If the models are able to accurately guess how the Earth responded to volcanic eruptions, for instance, then they’re probably going to be effective at predicting the temperature rise in the next century.

There are myriad climate models and simulations that can be used to predict variations in temperature. The more that are used, the better: multiple simulations can produce a more accurate result between them.

One popular tool is General Circulation Models, or GCMs. The website CoastAdapt, which can predict sea level and temperature rise for individual council areas under different emissions scenarios, uses these models. It stresses that they’re not neat predictions, and a number of models should be used to explore plausible futures for your suburb.

Human activity also needs to be taken into account. A simple example is energy use – for instance, if Australian cities are experiencing more heatwaves, they’ll also be consuming more energy and producing more emissions to mitigate these heatwaves. That’s just one among many more complicated feedback loops.

Predicting human outcomes with models

It can be even more complicated to use these models to predict economic and health effects on people – but there are also a lot of resources poured into this field. Insurance companies, governments and commercial enterprises have a vested interest in knowing what’s going to happen in their area over the next few decades.

“Essentially what we’re doing is creating devices which allow us to make decisions and operate complex systems,” says Hoegh-Guldberg.

Economic costs are assessed via complex computer models, using a variety of software packages. A couple of common models used for predicting climate are computable general equilibrium models, or CGEs, and integrated assessment models, or IAMs. CGEs provide detailed pictures of the economies of countries and regions, while IAMs are more focussed on the interactions between the economy and the environment, and how they both affect one another.

There are a few other methods to assign a price tag to losses from climate change. One estimate might assess the value of all of the infrastructure in a certain area, while another might examine the cost of an insurance payout if the area was affected by a natural disaster.

Similarly, health outcomes can be judged in a few different ways – from predicting incidence of a particular disease, to changes to population-wide life expectancy. Again, it needs medical specialists, public health experts and climate modellers working together to make predictions.

A thoughtful way of reporting predictions

It’s one thing to make predictions about climate futures, and quite another to report them. Uncertainty, in particular, can be a very difficult thing to communicate.

In scientific reports, predictions will be listed with error bars.

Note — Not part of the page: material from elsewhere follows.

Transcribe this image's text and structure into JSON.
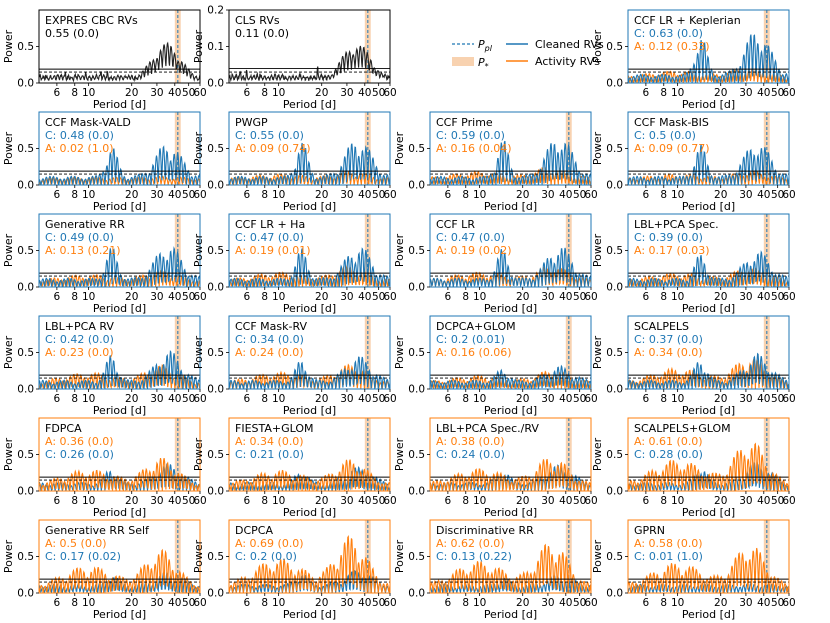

For instance, one study (described on page 53 of the report) suggests that given 3°C of warming, by 2090 Darwin could be experiencing 180–322 days each year with temperatures over 35°C, with the mean estimate at 265 days.

So how do you tell people what you found? Do you lead with the (relatively) optimistic 180 days, the worst-case 322 days, or the most likely value of 265?

“I think all of the above,” says Hoegh-Guldberg.

“Understanding the range in the number of days affected provides important insights, as does the mean.”

These grim predictions are very carefully developed, but there is always going to be some inaccuracy. It’s perhaps better to focus on events that have already happened to gauge the seriousness of the climate crisis.

Understanding current losses and disasters, like the Black Summer bushfires, is enough to realise how swiftly emissions need to fall, says Howden.

“The urgency of the situation, I think, is very apparent to anyone who wants to look at what’s already going on,” he says. “Then we can draw the dots to the future.”